Когда "папа" объявился в 1978 или 1979 году в Америке, послав мне экземпляр напечатанной Карлом проффером повести "Компромисс" с дарственной надписью: "Милой Асе и ее семейству - дружески", я осмотрительно решила не оповещать Машу о приезде отца. Решение это в дальнейшем не пересматривалось, пока не случилось нечто поистине неожиданное. Однажды в нашем американском доме, как гром среди ясного неба, раздался звонок из Нью-Йорка: "Асеночек, так называет меня моя подруга Нина Перлина, - умер Сережа. часа два назад. Подробностей пока не знаю. Позвоню позже. Похороны послезавтра." Я была в шоке. И тут мне предстоит покаяться перед Сережей, что моей первой мыслью все же была мысль не о нем. Как, в какой форме оповестить Машу о гибели ее отца в Нью-Йорке? Как объяснить двадцатилетней девочке, что, не будь ее мать тем, что она есть, Маша могла бы познакомиться со своим отцом при жизни.

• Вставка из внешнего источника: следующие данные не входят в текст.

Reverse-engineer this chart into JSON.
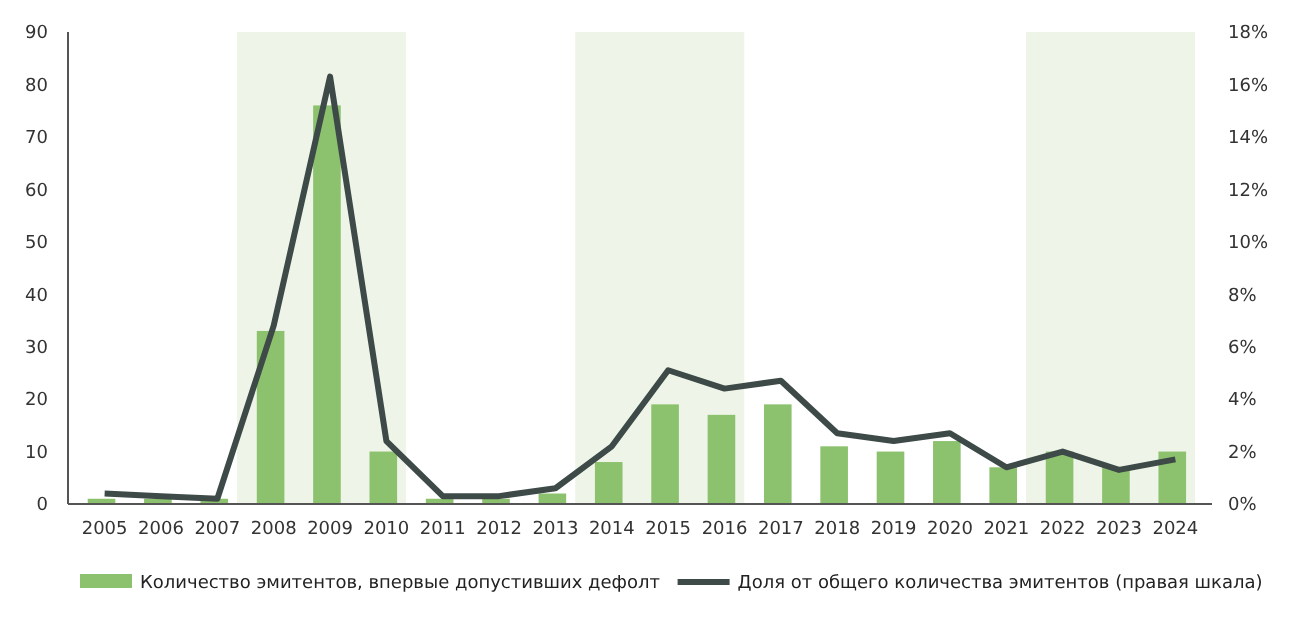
{
  "chart_data": {
    "type": "bar",
    "categories": [
      "2005",
      "2006",
      "2007",
      "2008",
      "2009",
      "2010",
      "2011",
      "2012",
      "2013",
      "2014",
      "2015",
      "2016",
      "2017",
      "2018",
      "2019",
      "2020",
      "2021",
      "2022",
      "2023",
      "2024"
    ],
    "series": [
      {
        "name": "Количество эмитентов, впервые допустивших дефолт",
        "color": "#8cc26e",
        "values": [
          1,
          1,
          1,
          33,
          76,
          10,
          1,
          1,
          2,
          8,
          19,
          17,
          19,
          11,
          10,
          12,
          7,
          10,
          7,
          10
        ]
      },
      {
        "name": "Доля от общего количества эмитентов (правая шкала)",
        "color": "#3d4a48",
        "type": "line",
        "axis": "y2",
        "values": [
          0.4,
          0.3,
          0.2,
          6.8,
          16.3,
          2.4,
          0.3,
          0.3,
          0.6,
          2.2,
          5.1,
          4.4,
          4.7,
          2.7,
          2.4,
          2.7,
          1.4,
          2.0,
          1.3,
          1.7
        ]
      }
    ],
    "ylim": [
      0,
      90
    ],
    "yticks": [
      0,
      10,
      20,
      30,
      40,
      50,
      60,
      70,
      80,
      90
    ],
    "y2lim": [
      0,
      18
    ],
    "y2ticks": [
      {
        "value": 0,
        "label": "0%"
      },
      {
        "value": 2,
        "label": "2%"
      },
      {
        "value": 4,
        "label": "4%"
      },
      {
        "value": 6,
        "label": "6%"
      },
      {
        "value": 8,
        "label": "8%"
      },
      {
        "value": 10,
        "label": "10%"
      },
      {
        "value": 12,
        "label": "12%"
      },
      {
        "value": 14,
        "label": "14%"
      },
      {
        "value": 16,
        "label": "16%"
      },
      {
        "value": 18,
        "label": "18%"
      }
    ],
    "bands": [
      {
        "axis": "x",
        "from": "2008",
        "to": "2010",
        "color": "#eef5e8"
      },
      {
        "axis": "x",
        "from": "2014",
        "to": "2016",
        "color": "#eef5e8"
      },
      {
        "axis": "x",
        "from": "2022",
        "to": "2024",
        "color": "#eef5e8"
      }
    ],
    "legend": "bottom",
    "grid": false,
    "marker": "none",
    "line_style": "solid"
  }
}
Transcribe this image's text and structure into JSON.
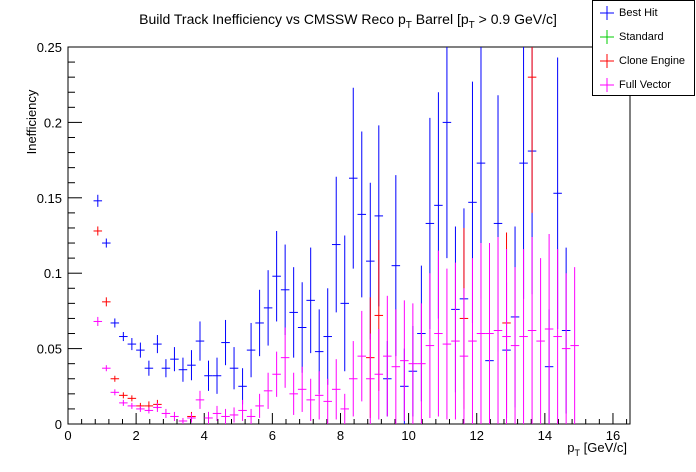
{
  "chart_data": {
    "type": "scatter",
    "title": "Build Track Inefficiency vs CMSSW Reco p",
    "title_sub": "T",
    "title_tail": " Barrel [p",
    "title_sub2": "T",
    "title_end": " > 0.9 GeV/c]",
    "xlabel": "p",
    "xlabel_sub": "T",
    "xlabel_tail": " [GeV/c]",
    "ylabel": "Inefficiency",
    "xlim": [
      0,
      16.5
    ],
    "ylim": [
      0,
      0.25
    ],
    "x_ticks": [
      "0",
      "2",
      "4",
      "6",
      "8",
      "10",
      "12",
      "14",
      "16"
    ],
    "y_ticks": [
      "0",
      "0.05",
      "0.1",
      "0.15",
      "0.2",
      "0.25"
    ],
    "legend_position": "top-right",
    "bin_halfwidth": 0.125,
    "series": [
      {
        "name": "Best Hit",
        "color": "#0000ff",
        "points": [
          [
            0.875,
            0.148,
            0.004
          ],
          [
            1.125,
            0.12,
            0.003
          ],
          [
            1.375,
            0.067,
            0.003
          ],
          [
            1.625,
            0.058,
            0.003
          ],
          [
            1.875,
            0.053,
            0.004
          ],
          [
            2.125,
            0.049,
            0.005
          ],
          [
            2.375,
            0.037,
            0.005
          ],
          [
            2.625,
            0.053,
            0.006
          ],
          [
            2.875,
            0.037,
            0.006
          ],
          [
            3.125,
            0.043,
            0.008
          ],
          [
            3.375,
            0.036,
            0.008
          ],
          [
            3.625,
            0.039,
            0.01
          ],
          [
            3.875,
            0.055,
            0.013
          ],
          [
            4.125,
            0.032,
            0.01
          ],
          [
            4.375,
            0.032,
            0.012
          ],
          [
            4.625,
            0.054,
            0.015
          ],
          [
            4.875,
            0.037,
            0.014
          ],
          [
            5.125,
            0.025,
            0.012
          ],
          [
            5.375,
            0.049,
            0.018
          ],
          [
            5.625,
            0.067,
            0.022
          ],
          [
            5.875,
            0.077,
            0.025
          ],
          [
            6.125,
            0.098,
            0.03
          ],
          [
            6.375,
            0.089,
            0.03
          ],
          [
            6.625,
            0.074,
            0.03
          ],
          [
            6.875,
            0.064,
            0.03
          ],
          [
            7.125,
            0.082,
            0.035
          ],
          [
            7.375,
            0.048,
            0.028
          ],
          [
            7.625,
            0.058,
            0.032
          ],
          [
            7.875,
            0.119,
            0.045
          ],
          [
            8.125,
            0.08,
            0.045
          ],
          [
            8.375,
            0.163,
            0.06
          ],
          [
            8.625,
            0.139,
            0.055
          ],
          [
            8.875,
            0.108,
            0.052
          ],
          [
            9.125,
            0.138,
            0.06
          ],
          [
            9.375,
            0.03,
            0.025
          ],
          [
            9.625,
            0.105,
            0.06
          ],
          [
            9.875,
            0.025,
            0.025
          ],
          [
            10.125,
            0.035,
            0.03
          ],
          [
            10.375,
            0.06,
            0.045
          ],
          [
            10.625,
            0.133,
            0.07
          ],
          [
            10.875,
            0.145,
            0.075
          ],
          [
            11.125,
            0.2,
            0.09
          ],
          [
            11.375,
            0.076,
            0.055
          ],
          [
            11.625,
            0.083,
            0.06
          ],
          [
            11.875,
            0.147,
            0.08
          ],
          [
            12.125,
            0.173,
            0.09
          ],
          [
            12.375,
            0.042,
            0.04
          ],
          [
            12.625,
            0.133,
            0.085
          ],
          [
            12.875,
            0.049,
            0.045
          ],
          [
            13.125,
            0.071,
            0.06
          ],
          [
            13.375,
            0.173,
            0.09
          ],
          [
            13.625,
            0.181,
            0.095
          ],
          [
            14.125,
            0.038,
            0.038
          ],
          [
            14.375,
            0.153,
            0.09
          ],
          [
            14.625,
            0.062,
            0.055
          ]
        ]
      },
      {
        "name": "Standard",
        "color": "#00cc00",
        "points": []
      },
      {
        "name": "Clone Engine",
        "color": "#ff0000",
        "points": [
          [
            0.875,
            0.128,
            0.003
          ],
          [
            1.125,
            0.081,
            0.003
          ],
          [
            1.375,
            0.03,
            0.002
          ],
          [
            1.625,
            0.019,
            0.002
          ],
          [
            1.875,
            0.017,
            0.002
          ],
          [
            2.125,
            0.012,
            0.002
          ],
          [
            2.375,
            0.012,
            0.003
          ],
          [
            2.625,
            0.013,
            0.003
          ],
          [
            3.625,
            0.005,
            0.003
          ],
          [
            8.875,
            0.044,
            0.04
          ],
          [
            9.125,
            0.072,
            0.05
          ],
          [
            11.625,
            0.07,
            0.06
          ],
          [
            12.875,
            0.067,
            0.06
          ],
          [
            13.625,
            0.23,
            0.09
          ]
        ]
      },
      {
        "name": "Full Vector",
        "color": "#ff00ff",
        "points": [
          [
            0.875,
            0.068,
            0.003
          ],
          [
            1.125,
            0.037,
            0.002
          ],
          [
            1.375,
            0.021,
            0.002
          ],
          [
            1.625,
            0.014,
            0.002
          ],
          [
            1.875,
            0.012,
            0.002
          ],
          [
            2.125,
            0.01,
            0.002
          ],
          [
            2.375,
            0.009,
            0.002
          ],
          [
            2.625,
            0.011,
            0.003
          ],
          [
            2.875,
            0.007,
            0.003
          ],
          [
            3.125,
            0.005,
            0.003
          ],
          [
            3.375,
            0.002,
            0.002
          ],
          [
            3.625,
            0.004,
            0.003
          ],
          [
            3.875,
            0.016,
            0.006
          ],
          [
            4.125,
            0.004,
            0.004
          ],
          [
            4.375,
            0.007,
            0.005
          ],
          [
            4.625,
            0.005,
            0.005
          ],
          [
            4.875,
            0.006,
            0.005
          ],
          [
            5.125,
            0.009,
            0.007
          ],
          [
            5.375,
            0.005,
            0.005
          ],
          [
            5.625,
            0.012,
            0.008
          ],
          [
            5.875,
            0.022,
            0.012
          ],
          [
            6.125,
            0.033,
            0.015
          ],
          [
            6.375,
            0.044,
            0.02
          ],
          [
            6.625,
            0.02,
            0.014
          ],
          [
            6.875,
            0.023,
            0.015
          ],
          [
            7.125,
            0.016,
            0.014
          ],
          [
            7.375,
            0.019,
            0.016
          ],
          [
            7.625,
            0.015,
            0.015
          ],
          [
            7.875,
            0.023,
            0.02
          ],
          [
            8.125,
            0.01,
            0.01
          ],
          [
            8.375,
            0.03,
            0.025
          ],
          [
            8.625,
            0.045,
            0.03
          ],
          [
            8.875,
            0.03,
            0.03
          ],
          [
            9.125,
            0.033,
            0.03
          ],
          [
            9.375,
            0.045,
            0.04
          ],
          [
            9.625,
            0.038,
            0.038
          ],
          [
            9.875,
            0.042,
            0.04
          ],
          [
            10.125,
            0.04,
            0.04
          ],
          [
            10.375,
            0.04,
            0.04
          ],
          [
            10.625,
            0.052,
            0.048
          ],
          [
            10.875,
            0.06,
            0.055
          ],
          [
            11.125,
            0.053,
            0.05
          ],
          [
            11.375,
            0.055,
            0.052
          ],
          [
            11.625,
            0.045,
            0.045
          ],
          [
            11.875,
            0.055,
            0.055
          ],
          [
            12.125,
            0.06,
            0.06
          ],
          [
            12.375,
            0.06,
            0.06
          ],
          [
            12.625,
            0.062,
            0.062
          ],
          [
            12.875,
            0.058,
            0.058
          ],
          [
            13.125,
            0.052,
            0.052
          ],
          [
            13.375,
            0.058,
            0.058
          ],
          [
            13.625,
            0.062,
            0.062
          ],
          [
            13.875,
            0.055,
            0.055
          ],
          [
            14.125,
            0.063,
            0.063
          ],
          [
            14.375,
            0.058,
            0.058
          ],
          [
            14.625,
            0.05,
            0.05
          ],
          [
            14.875,
            0.052,
            0.052
          ]
        ]
      }
    ]
  }
}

Одно казалось кристально ясным. Нужно было немедленно рассказать Маше, и как можно подробнее, о ее отце, после чего предоставить ей выбор. Если то, что она услышит, склонит ее в пользу свидания с отцом, она поедет на похороны. И я поеду вместе с ней. Если по каким-либо причинам ей этот единственный шанс знакомства с отцом покажется неприемлемым, я поступлю по ее усмотрению. Наш разговор длился всю ночь. Маша стоически вынесла мои импровизированные истории об отце и о нашей молодости. Всю ночь из нашей комнаты раздавались хохот и всхлипывания. Часов в пять утра моя бедная девочка сказала: "Ну, иди спать. Ведь завтра же в дорогу. Когда еще удастся поспать, неизвестно".